Don’t compete on cost—invest time and effort in the estimating process to realize greater success.
by Mike Clancy and Cynthia Paul
June 26, 2013

How many times have your estimators or you uttered the phrase, “That firm is bidding below cost”? While not all contractors are responsible bidders, if you are facing credible competition that seems to be bidding below cost, you probably need to ask yourself if you know your costs to execute work. About 40 percent of firms in the marketplace do not track their costs with significant rigor to conduct a detailed analysis of bid versus final profit.

Understand Your Costs
Specialty contractors understand the importance of accurate take-offs. However, many general contractors and construction managers have essentially outsourced this function to their subcontractors or work with cost databases that are a year or more out of date. While it would be unreasonable to expect a GC or CM to conduct a detailed take-off of each line item on the job, simply “square-footing” the take-off or using another quick estimation method is a surefire way to undermine cost certainty.

The best GC and CM firms develop meaningful assemblies and use real-time cost-performance data to achieve a faster and more accurate take-off process. If real-time data is not readily available, you should scrub your database at a minimum of twice a year to ensure you are not working with old information. This will reduce wasted time in preconstruction and ensure that you take on as little risk as possible in your estimation and bidding process.

Craft a Winning Strategy
Chances are, most of your marketing and sales budget is spent on estimating work. Are you spending that money on opportunities you have no chance of securing?

A shortcut to greater success is to build your systems around delivering what the customer wants, in the way he or she wants it. Do not spend time and money chasing jobs you have no chance of winning or cannot perform effectively. There are five key inputs to an estimating function based on this type of focused strategy:

Strategy—If you lack a strategy that gives you an edge, the only way you can win bids is by cutting your fee. Instead, focus only on project opportunities in which you have identified an advantage for yourself.

SOPs—As with project-management best practices, consistent estimating practices will lead to greater results and provide a training curriculum for new hires.

Systems—While estimating technology is not a magic bullet, it is what the military calls a “force multiplier.” In other words, effective technology use can leverage each estimator to be able to accomplish more.

Subcontractors—Without the right partners, a GC cannot expect to be competitive on bid day.
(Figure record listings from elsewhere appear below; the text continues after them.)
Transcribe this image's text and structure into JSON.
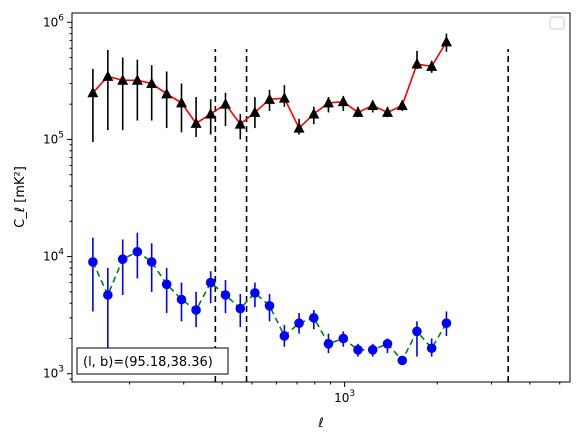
{
  "chart_data": {
    "type": "scatter",
    "xscale": "log",
    "yscale": "log",
    "xlim": [
      130,
      5400
    ],
    "ylim": [
      850,
      1200000
    ],
    "xlabel": "ℓ",
    "ylabel": "C_ℓ  [mK²]",
    "x_ticks": [
      {
        "value": 1000,
        "base": "10",
        "exp": "3"
      }
    ],
    "y_ticks": [
      {
        "value": 1000,
        "base": "10",
        "exp": "3"
      },
      {
        "value": 10000,
        "base": "10",
        "exp": "4"
      },
      {
        "value": 100000,
        "base": "10",
        "exp": "5"
      },
      {
        "value": 1000000,
        "base": "10",
        "exp": "6"
      }
    ],
    "vlines": [
      380,
      480,
      3400
    ],
    "legend": "top-right",
    "annotation": "(l, b)=(95.18,38.36)",
    "series": [
      {
        "marker": "triangle",
        "color": "#000000",
        "line_color": "#ff0000",
        "line_style": "solid",
        "points": [
          {
            "x": 152,
            "y": 250000,
            "lo": 95000,
            "hi": 400000
          },
          {
            "x": 170,
            "y": 345000,
            "lo": 120000,
            "hi": 580000
          },
          {
            "x": 190,
            "y": 320000,
            "lo": 120000,
            "hi": 500000
          },
          {
            "x": 212,
            "y": 320000,
            "lo": 145000,
            "hi": 480000
          },
          {
            "x": 236,
            "y": 300000,
            "lo": 145000,
            "hi": 430000
          },
          {
            "x": 264,
            "y": 245000,
            "lo": 125000,
            "hi": 380000
          },
          {
            "x": 295,
            "y": 205000,
            "lo": 115000,
            "hi": 300000
          },
          {
            "x": 329,
            "y": 137000,
            "lo": 105000,
            "hi": 230000
          },
          {
            "x": 367,
            "y": 165000,
            "lo": 110000,
            "hi": 220000
          },
          {
            "x": 410,
            "y": 200000,
            "lo": 130000,
            "hi": 250000
          },
          {
            "x": 458,
            "y": 135000,
            "lo": 100000,
            "hi": 165000
          },
          {
            "x": 511,
            "y": 170000,
            "lo": 125000,
            "hi": 230000
          },
          {
            "x": 570,
            "y": 220000,
            "lo": 175000,
            "hi": 265000
          },
          {
            "x": 637,
            "y": 225000,
            "lo": 190000,
            "hi": 290000
          },
          {
            "x": 711,
            "y": 125000,
            "lo": 110000,
            "hi": 150000
          },
          {
            "x": 794,
            "y": 165000,
            "lo": 135000,
            "hi": 190000
          },
          {
            "x": 886,
            "y": 205000,
            "lo": 170000,
            "hi": 230000
          },
          {
            "x": 990,
            "y": 210000,
            "lo": 175000,
            "hi": 235000
          },
          {
            "x": 1105,
            "y": 170000,
            "lo": 155000,
            "hi": 190000
          },
          {
            "x": 1234,
            "y": 195000,
            "lo": 170000,
            "hi": 215000
          },
          {
            "x": 1378,
            "y": 170000,
            "lo": 155000,
            "hi": 190000
          },
          {
            "x": 1539,
            "y": 195000,
            "lo": 175000,
            "hi": 215000
          },
          {
            "x": 1718,
            "y": 440000,
            "lo": 400000,
            "hi": 570000
          },
          {
            "x": 1918,
            "y": 420000,
            "lo": 370000,
            "hi": 470000
          },
          {
            "x": 2142,
            "y": 680000,
            "lo": 560000,
            "hi": 800000
          }
        ]
      },
      {
        "marker": "circle",
        "color": "#0000ff",
        "line_color": "#008000",
        "line_style": "dashed",
        "points": [
          {
            "x": 152,
            "y": 9000,
            "lo": 3400,
            "hi": 14500
          },
          {
            "x": 170,
            "y": 4700,
            "lo": 1000,
            "hi": 8000
          },
          {
            "x": 190,
            "y": 9500,
            "lo": 4700,
            "hi": 14000
          },
          {
            "x": 212,
            "y": 11000,
            "lo": 6500,
            "hi": 16000
          },
          {
            "x": 236,
            "y": 9000,
            "lo": 5000,
            "hi": 13000
          },
          {
            "x": 264,
            "y": 5800,
            "lo": 3300,
            "hi": 8000
          },
          {
            "x": 295,
            "y": 4300,
            "lo": 2800,
            "hi": 6000
          },
          {
            "x": 329,
            "y": 3500,
            "lo": 2500,
            "hi": 5000
          },
          {
            "x": 367,
            "y": 6000,
            "lo": 4000,
            "hi": 7500
          },
          {
            "x": 410,
            "y": 4700,
            "lo": 3300,
            "hi": 6300
          },
          {
            "x": 458,
            "y": 3600,
            "lo": 2500,
            "hi": 4800
          },
          {
            "x": 511,
            "y": 4900,
            "lo": 3700,
            "hi": 6000
          },
          {
            "x": 570,
            "y": 3800,
            "lo": 2800,
            "hi": 4800
          },
          {
            "x": 637,
            "y": 2100,
            "lo": 1700,
            "hi": 2600
          },
          {
            "x": 711,
            "y": 2700,
            "lo": 2200,
            "hi": 3300
          },
          {
            "x": 794,
            "y": 3000,
            "lo": 2400,
            "hi": 3500
          },
          {
            "x": 886,
            "y": 1800,
            "lo": 1500,
            "hi": 2200
          },
          {
            "x": 990,
            "y": 2000,
            "lo": 1700,
            "hi": 2300
          },
          {
            "x": 1105,
            "y": 1600,
            "lo": 1400,
            "hi": 1800
          },
          {
            "x": 1234,
            "y": 1600,
            "lo": 1400,
            "hi": 1800
          },
          {
            "x": 1378,
            "y": 1800,
            "lo": 1500,
            "hi": 2000
          },
          {
            "x": 1539,
            "y": 1300,
            "lo": 1200,
            "hi": 1400
          },
          {
            "x": 1718,
            "y": 2300,
            "lo": 1400,
            "hi": 2800
          },
          {
            "x": 1918,
            "y": 1650,
            "lo": 1400,
            "hi": 2000
          },
          {
            "x": 2142,
            "y": 2700,
            "lo": 2100,
            "hi": 3400
          }
        ]
      }
    ]
  }
}
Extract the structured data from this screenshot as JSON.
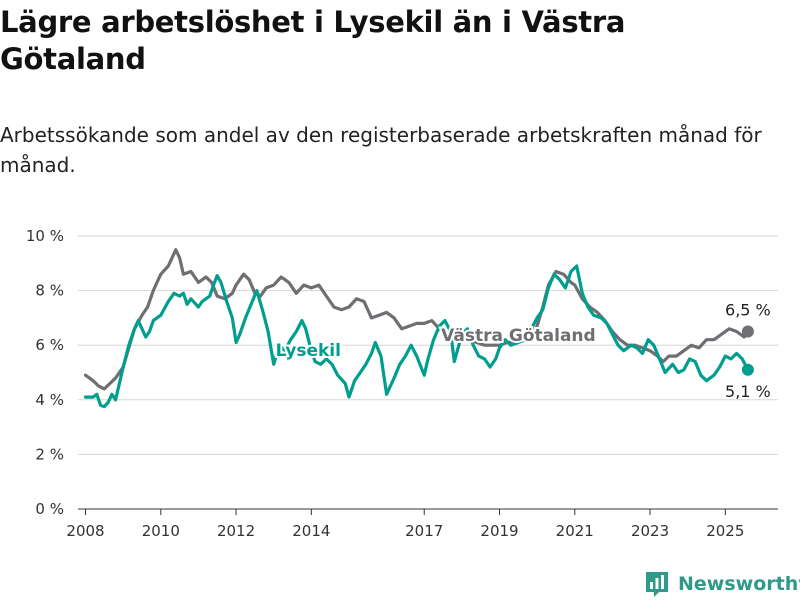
{
  "title": "Lägre arbetslöshet i Lysekil än i Västra Götaland",
  "subtitle": "Arbetssökande som andel av den registerbaserade arbetskraften månad för månad.",
  "brand": "Newsworthy",
  "colors": {
    "lysekil": "#009e8e",
    "vg": "#6e6e73",
    "grid": "#d6d6d6",
    "text": "#333333"
  },
  "chart_data": {
    "type": "line",
    "x_unit": "year",
    "xlim": [
      2007.8,
      2026.4
    ],
    "ylim": [
      0,
      10
    ],
    "y_ticks": [
      0,
      2,
      4,
      6,
      8,
      10
    ],
    "y_tick_labels": [
      "0 %",
      "2 %",
      "4 %",
      "6 %",
      "8 %",
      "10 %"
    ],
    "x_ticks": [
      2008,
      2010,
      2012,
      2014,
      2017,
      2019,
      2021,
      2023,
      2025
    ],
    "x_tick_labels": [
      "2008",
      "2010",
      "2012",
      "2014",
      "2017",
      "2019",
      "2021",
      "2023",
      "2025"
    ],
    "grid": true,
    "series": [
      {
        "name": "Västra Götaland",
        "key": "vg",
        "end_label": "6,5 %",
        "points": [
          [
            2008.0,
            4.9
          ],
          [
            2008.2,
            4.7
          ],
          [
            2008.35,
            4.5
          ],
          [
            2008.5,
            4.4
          ],
          [
            2008.65,
            4.6
          ],
          [
            2008.8,
            4.8
          ],
          [
            2009.0,
            5.2
          ],
          [
            2009.15,
            5.9
          ],
          [
            2009.3,
            6.6
          ],
          [
            2009.5,
            7.1
          ],
          [
            2009.65,
            7.4
          ],
          [
            2009.8,
            8.0
          ],
          [
            2009.9,
            8.3
          ],
          [
            2010.0,
            8.6
          ],
          [
            2010.2,
            8.9
          ],
          [
            2010.3,
            9.2
          ],
          [
            2010.4,
            9.5
          ],
          [
            2010.5,
            9.2
          ],
          [
            2010.6,
            8.6
          ],
          [
            2010.8,
            8.7
          ],
          [
            2011.0,
            8.3
          ],
          [
            2011.2,
            8.5
          ],
          [
            2011.35,
            8.3
          ],
          [
            2011.5,
            7.8
          ],
          [
            2011.7,
            7.7
          ],
          [
            2011.9,
            7.9
          ],
          [
            2012.0,
            8.2
          ],
          [
            2012.1,
            8.4
          ],
          [
            2012.2,
            8.6
          ],
          [
            2012.35,
            8.4
          ],
          [
            2012.5,
            7.9
          ],
          [
            2012.65,
            7.8
          ],
          [
            2012.8,
            8.1
          ],
          [
            2013.0,
            8.2
          ],
          [
            2013.2,
            8.5
          ],
          [
            2013.4,
            8.3
          ],
          [
            2013.6,
            7.9
          ],
          [
            2013.8,
            8.2
          ],
          [
            2014.0,
            8.1
          ],
          [
            2014.2,
            8.2
          ],
          [
            2014.4,
            7.8
          ],
          [
            2014.6,
            7.4
          ],
          [
            2014.8,
            7.3
          ],
          [
            2015.0,
            7.4
          ],
          [
            2015.2,
            7.7
          ],
          [
            2015.4,
            7.6
          ],
          [
            2015.6,
            7.0
          ],
          [
            2015.8,
            7.1
          ],
          [
            2016.0,
            7.2
          ],
          [
            2016.2,
            7.0
          ],
          [
            2016.4,
            6.6
          ],
          [
            2016.6,
            6.7
          ],
          [
            2016.8,
            6.8
          ],
          [
            2017.0,
            6.8
          ],
          [
            2017.2,
            6.9
          ],
          [
            2017.4,
            6.6
          ],
          [
            2017.6,
            6.4
          ],
          [
            2017.8,
            6.5
          ],
          [
            2018.0,
            6.3
          ],
          [
            2018.2,
            6.2
          ],
          [
            2018.4,
            6.1
          ],
          [
            2018.6,
            6.0
          ],
          [
            2018.8,
            6.0
          ],
          [
            2019.0,
            6.0
          ],
          [
            2019.2,
            6.1
          ],
          [
            2019.4,
            6.1
          ],
          [
            2019.6,
            6.2
          ],
          [
            2019.8,
            6.3
          ],
          [
            2020.0,
            6.7
          ],
          [
            2020.15,
            7.4
          ],
          [
            2020.3,
            8.2
          ],
          [
            2020.5,
            8.7
          ],
          [
            2020.7,
            8.6
          ],
          [
            2020.9,
            8.3
          ],
          [
            2021.0,
            8.2
          ],
          [
            2021.2,
            7.7
          ],
          [
            2021.4,
            7.4
          ],
          [
            2021.6,
            7.2
          ],
          [
            2021.8,
            6.9
          ],
          [
            2022.0,
            6.5
          ],
          [
            2022.2,
            6.2
          ],
          [
            2022.4,
            6.0
          ],
          [
            2022.6,
            6.0
          ],
          [
            2022.8,
            5.9
          ],
          [
            2023.0,
            5.8
          ],
          [
            2023.2,
            5.6
          ],
          [
            2023.35,
            5.4
          ],
          [
            2023.5,
            5.6
          ],
          [
            2023.7,
            5.6
          ],
          [
            2023.9,
            5.8
          ],
          [
            2024.1,
            6.0
          ],
          [
            2024.3,
            5.9
          ],
          [
            2024.5,
            6.2
          ],
          [
            2024.7,
            6.2
          ],
          [
            2024.9,
            6.4
          ],
          [
            2025.1,
            6.6
          ],
          [
            2025.3,
            6.5
          ],
          [
            2025.5,
            6.3
          ],
          [
            2025.6,
            6.5
          ]
        ]
      },
      {
        "name": "Lysekil",
        "key": "lysekil",
        "end_label": "5,1 %",
        "points": [
          [
            2008.0,
            4.1
          ],
          [
            2008.2,
            4.1
          ],
          [
            2008.3,
            4.2
          ],
          [
            2008.4,
            3.8
          ],
          [
            2008.5,
            3.75
          ],
          [
            2008.6,
            3.9
          ],
          [
            2008.7,
            4.2
          ],
          [
            2008.8,
            4.0
          ],
          [
            2008.9,
            4.6
          ],
          [
            2009.0,
            5.2
          ],
          [
            2009.15,
            6.0
          ],
          [
            2009.3,
            6.6
          ],
          [
            2009.4,
            6.9
          ],
          [
            2009.5,
            6.6
          ],
          [
            2009.6,
            6.3
          ],
          [
            2009.7,
            6.5
          ],
          [
            2009.8,
            6.9
          ],
          [
            2010.0,
            7.1
          ],
          [
            2010.2,
            7.6
          ],
          [
            2010.35,
            7.9
          ],
          [
            2010.5,
            7.8
          ],
          [
            2010.6,
            7.9
          ],
          [
            2010.7,
            7.5
          ],
          [
            2010.8,
            7.7
          ],
          [
            2011.0,
            7.4
          ],
          [
            2011.1,
            7.6
          ],
          [
            2011.3,
            7.8
          ],
          [
            2011.4,
            8.2
          ],
          [
            2011.5,
            8.55
          ],
          [
            2011.6,
            8.3
          ],
          [
            2011.75,
            7.6
          ],
          [
            2011.9,
            7.0
          ],
          [
            2012.0,
            6.1
          ],
          [
            2012.1,
            6.4
          ],
          [
            2012.25,
            7.0
          ],
          [
            2012.4,
            7.5
          ],
          [
            2012.55,
            8.0
          ],
          [
            2012.7,
            7.3
          ],
          [
            2012.85,
            6.5
          ],
          [
            2013.0,
            5.3
          ],
          [
            2013.15,
            6.0
          ],
          [
            2013.3,
            5.8
          ],
          [
            2013.45,
            6.2
          ],
          [
            2013.6,
            6.5
          ],
          [
            2013.75,
            6.9
          ],
          [
            2013.85,
            6.6
          ],
          [
            2014.0,
            5.8
          ],
          [
            2014.1,
            5.4
          ],
          [
            2014.25,
            5.3
          ],
          [
            2014.4,
            5.5
          ],
          [
            2014.55,
            5.3
          ],
          [
            2014.7,
            4.9
          ],
          [
            2014.9,
            4.6
          ],
          [
            2015.0,
            4.1
          ],
          [
            2015.15,
            4.7
          ],
          [
            2015.3,
            5.0
          ],
          [
            2015.45,
            5.3
          ],
          [
            2015.6,
            5.7
          ],
          [
            2015.7,
            6.1
          ],
          [
            2015.85,
            5.6
          ],
          [
            2016.0,
            4.2
          ],
          [
            2016.2,
            4.8
          ],
          [
            2016.35,
            5.3
          ],
          [
            2016.5,
            5.6
          ],
          [
            2016.65,
            6.0
          ],
          [
            2016.8,
            5.6
          ],
          [
            2017.0,
            4.9
          ],
          [
            2017.1,
            5.5
          ],
          [
            2017.25,
            6.2
          ],
          [
            2017.4,
            6.7
          ],
          [
            2017.55,
            6.9
          ],
          [
            2017.7,
            6.5
          ],
          [
            2017.8,
            5.4
          ],
          [
            2017.9,
            5.9
          ],
          [
            2018.0,
            6.4
          ],
          [
            2018.15,
            6.6
          ],
          [
            2018.3,
            6.0
          ],
          [
            2018.45,
            5.6
          ],
          [
            2018.6,
            5.5
          ],
          [
            2018.75,
            5.2
          ],
          [
            2018.9,
            5.5
          ],
          [
            2019.0,
            5.9
          ],
          [
            2019.15,
            6.2
          ],
          [
            2019.3,
            6.0
          ],
          [
            2019.5,
            6.1
          ],
          [
            2019.7,
            6.2
          ],
          [
            2019.85,
            6.6
          ],
          [
            2020.0,
            7.0
          ],
          [
            2020.15,
            7.3
          ],
          [
            2020.3,
            8.1
          ],
          [
            2020.45,
            8.6
          ],
          [
            2020.6,
            8.4
          ],
          [
            2020.75,
            8.1
          ],
          [
            2020.9,
            8.7
          ],
          [
            2021.05,
            8.9
          ],
          [
            2021.2,
            7.9
          ],
          [
            2021.35,
            7.4
          ],
          [
            2021.5,
            7.1
          ],
          [
            2021.7,
            7.0
          ],
          [
            2021.85,
            6.8
          ],
          [
            2022.0,
            6.4
          ],
          [
            2022.15,
            6.0
          ],
          [
            2022.3,
            5.8
          ],
          [
            2022.5,
            6.0
          ],
          [
            2022.65,
            5.9
          ],
          [
            2022.8,
            5.7
          ],
          [
            2022.95,
            6.2
          ],
          [
            2023.1,
            6.0
          ],
          [
            2023.25,
            5.5
          ],
          [
            2023.4,
            5.0
          ],
          [
            2023.6,
            5.3
          ],
          [
            2023.75,
            5.0
          ],
          [
            2023.9,
            5.1
          ],
          [
            2024.05,
            5.5
          ],
          [
            2024.2,
            5.4
          ],
          [
            2024.35,
            4.9
          ],
          [
            2024.5,
            4.7
          ],
          [
            2024.7,
            4.9
          ],
          [
            2024.85,
            5.2
          ],
          [
            2025.0,
            5.6
          ],
          [
            2025.15,
            5.5
          ],
          [
            2025.3,
            5.7
          ],
          [
            2025.45,
            5.5
          ],
          [
            2025.6,
            5.1
          ]
        ]
      }
    ]
  }
}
Subcontractor outreach and relationship development can be a source of significant cost advantage.

Skills—If you have too many or too few employees, or the wrong blend of skills in your estimating department, your estimating cost will be more and the department will be less effective than those of your competition.

While all of these functions are vital to accurate and efficient estimating, the leading factor in bidding success is strategy. It is crucial that you build a compelling approach to get the customer’s attention. Do this by digging into major cost components. Identify the top three to five cost items on your project. If subcontractor scopes are on this list, reach out to trusted allies in your subcontractor corps for innovative approaches to fulfilling these items.

Also, find one or two key cost drivers and push them down a bit. As an example, are there ways you can save a subcontractor time, and thus save yourself money, through careful phasing and management? You need to find a few areas where you can get leverage.

Finally, use business development and market intelligence to uncover the customer’s unspoken hot buttons. Ask good questions. Asking the customer about a project not only demonstrates interest, but it delivers the insights needed to help you win work.

You do not want to be in a fair fight with competitors; you want an unfair advantage. If you cannot create an advantage, the only option is cutting your price to win the work, and that is a poor long-term strategy. A winning strategy marries the customer’s hot buttons and requirements with your capability, approach and pricing.

Find all the Pennies
Using process mapping as well as standardizing best practices will lead to improved estimating performance. Each estimate needs a project manager, and your estimating department needs a chief estimator who spends far more time leading and managing than estimating.

Since most projects are won or lost based on one or two percent of the cost, reinventing the get-work function is all about “finding pennies.” Staffing effective bid teams helps you find those pennies. Your project team should have a good mix of skills and experience and be directed by a lead estimator with the management ability to run the team. Junior, less-skilled estimators then have an opportunity to contribute accordingly while learning from colleagues with more experience.

Finding pennies is also about project selection. By developing selection criteria to prioritize project opportunities according to the strategy you have developed for your company, you can reduce the amount of time wasted estimating projects that you have no realistic chance of winning or executing at a profit.

By investing time and effort in the estimating process, you will see higher hit rates on profitable work. In addition, you will be able to win projects when you are up against even the toughest competitors. The answer is to maximize your estimating time and talent by knowing your costs, knowing more than your competitors know and pursuing the right work.